Elle rabat le couvercle, et debout devant l’instrument, fait courir ses doigts sur le clavier.
— Te rappelles-tu comme nous soupirions cela avec sentiment ? Chacune se croyait la pauvre rose mélancolique, condamnée à briller et à se flétrir. Romance d’autrefois !… Voici maintenant ce qui se chantera dans mon cœur, le jour qui sera vraiment pour moi un jour de gloire :
La voix pure s’élève avec éclat, puis se ralentit dans une ineffable douceur en proférant le solennel engagement.
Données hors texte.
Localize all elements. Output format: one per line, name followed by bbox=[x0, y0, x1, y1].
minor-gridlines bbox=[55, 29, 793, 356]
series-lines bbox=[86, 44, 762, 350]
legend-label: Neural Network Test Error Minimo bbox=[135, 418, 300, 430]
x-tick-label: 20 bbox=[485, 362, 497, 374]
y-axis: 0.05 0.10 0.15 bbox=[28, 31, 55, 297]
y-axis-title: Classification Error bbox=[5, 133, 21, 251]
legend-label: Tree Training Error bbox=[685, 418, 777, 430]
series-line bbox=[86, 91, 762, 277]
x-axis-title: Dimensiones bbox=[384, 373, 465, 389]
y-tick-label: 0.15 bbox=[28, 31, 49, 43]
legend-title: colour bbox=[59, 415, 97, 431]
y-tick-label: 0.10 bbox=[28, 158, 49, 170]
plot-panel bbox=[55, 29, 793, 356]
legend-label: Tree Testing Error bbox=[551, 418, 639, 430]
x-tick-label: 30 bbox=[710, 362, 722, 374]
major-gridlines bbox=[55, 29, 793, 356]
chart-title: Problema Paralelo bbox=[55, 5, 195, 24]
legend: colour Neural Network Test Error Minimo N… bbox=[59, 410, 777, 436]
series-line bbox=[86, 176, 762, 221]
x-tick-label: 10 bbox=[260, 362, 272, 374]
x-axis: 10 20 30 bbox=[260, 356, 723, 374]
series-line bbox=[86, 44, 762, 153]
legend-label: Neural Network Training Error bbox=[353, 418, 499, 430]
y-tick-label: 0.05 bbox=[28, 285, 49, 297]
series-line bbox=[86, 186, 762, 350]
Raymonde, saisie, éperdue, tremble de tous ses membres. Ses lèvres sèches peuvent à peine balbutier :
— Que signifie ?… Veux-tu dire que ?… Non ! ce que je pense est fou ! Explique toi-même !
Évelyne se retourne, sereine.
— Ce que tu penses doit être ce qui est vrai !
— Mais ton père ? Sait-il ?…
— Pendant que j’étais malade, je lui ai révélé mes intentions.
Interdite au point de rester sans parole, Raymonde Airvault contemple, avec une sorte de pitié craintive, celle qui renonce pour jamais aux terrestres espoirs dont elle-même serre avidement la gerbe sur son cœur enivré.
— La Part de Marie ! dit Évelyne en souriant.
Et de la figure liliale, nimbée d’or, s’irradie une lumière si paisible, mais si intense que l’heureuse fiancée courbe la tête avec humilité.
Elle comprend que la prédestinée a choisi la part immortelle que nulle tempête humaine ne saurait lui enlever.